Esse desejo da alma era distinto daquele voluntário, uma vez que este pressupõe um conhecimento do objeto da vontade. Era marcado na alma e não pressupunha nenhum conhecimento. O indígena tinha, assim, o cuidado de satisfazer aquilo que a sua alma desejava e que êle próprio não poderia saber se ela própria não o revelasse em sonhos.


Obrigação da comunidade em satisfazer o sonho de indivíduos


Se à alma não fosse dado o que desejava, ela procuraria a sua satisfação não apenas naquele que sonhara, mas em toda a sua gente. Dessa forma, procuravam não negar nada para satisfazer o sonho de um de seus membros, estando dispostos a tudo sacrificar.


Um velho missionário tinha contado a Lafiteau que um indígena havia sonhado que a felicidade de sua vida consistia na posse da mulher de um dos homens mais importantes da aldeia. Estes amavam-se muito, de modo que a separação foi muito dolorosa. Não queriam, porém, negar a satisfazer o desejo daquele que sonhara. A mulher passou à nova união, e o seu ex-marido mudou-se para uma outra localidade para não alimentar suposições de que continuava amando a sua mulher. Ao morrer aquele que sonhara, este voltou a chamar a mulher amada para si.


Quando a satisfação dos sonhos causava dificuldades, dela podendo surgir consequências desagradáveis, os parentes do sonhador procuravam antecipar à satisfação através de uma substituição, pela imitação da coisa exigida ou demonstrando estar dispostos a cumprir o sonho de todas as formas possíveis. Assim, um indígena teria sonhado ter sido preso por inimigos. Por isso, queria que seus amigos realizassem esse sonho, para que este não fosse concretizado de fato. Pediu que o aprisionassem como inimigo de guerra e que o escravizassem. Deixou-se martirizar com fogo, crendo que, assim, substituia a realização do sonhado.



Ímpeto de cumprir o sonhado


Mesmo em casos de sonhos desagradáveis, que em princípio não desejavam que se realizassem, os indígenas demonstravam uma tendência incontrolável em querer que fossem cumpridos. O caminho usual para a comunidade de tentar impedir a realização de sonhos desagradáveis de um de seus membros era o de oferecer presentes para que o sonhador fosse impedido de ter o desejo.

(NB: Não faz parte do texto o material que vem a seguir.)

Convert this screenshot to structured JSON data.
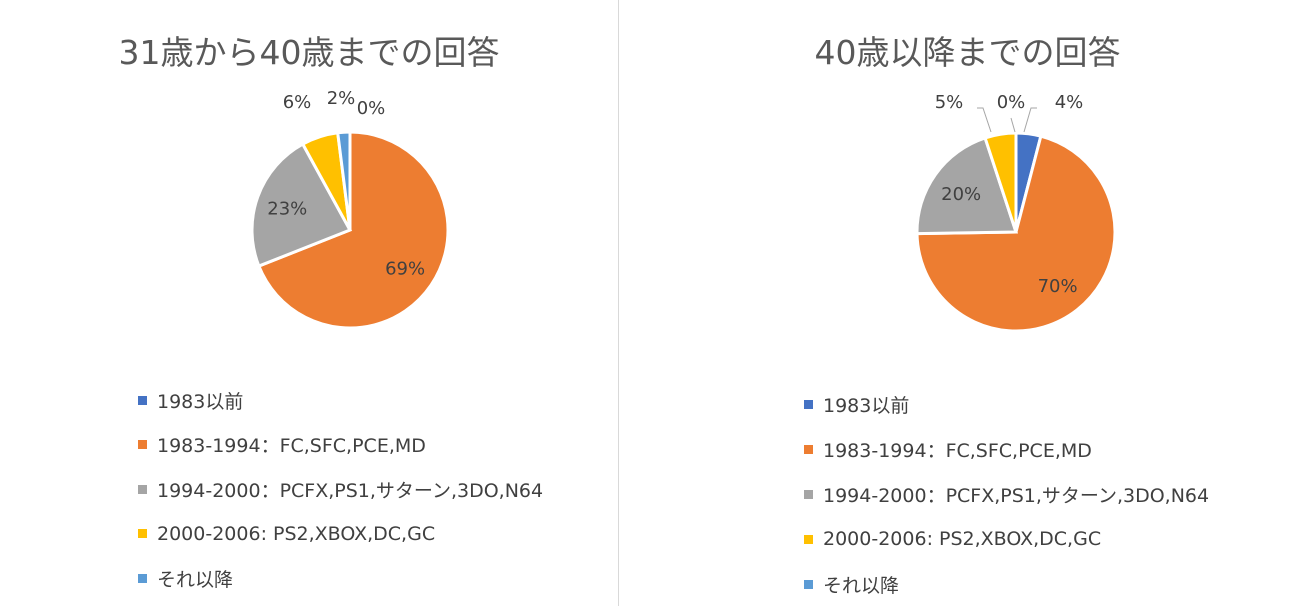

Assim, um indígena, que estava aborrecido pelo fato de ter-se poupado a vida de um escravo da sua cabana, o que contrariava o seu desejo, criou uma grande inimizade para com êle, sufocando-a, porém, por anos. Quando, porém, já não conseguiu mais sufocá-la, passou a dizer que havia sonhado ter comido carne humana e, logo em seguida, que teria sido a carne daquele escravo. Os demais indígenas procuraram evitar o cumprimento desse sonho, que para todos era desagradável e repugnante: fizeram-se vários homens de massa e cozeram-nos nas cinzas. Tudo, porém, foi rejeitado. Foi feito de tudo para tirar os pensamentos da mente daquele que havia sonhado; nada adiantou, e o pobre escravo teve que ter a sua cabeça cortada.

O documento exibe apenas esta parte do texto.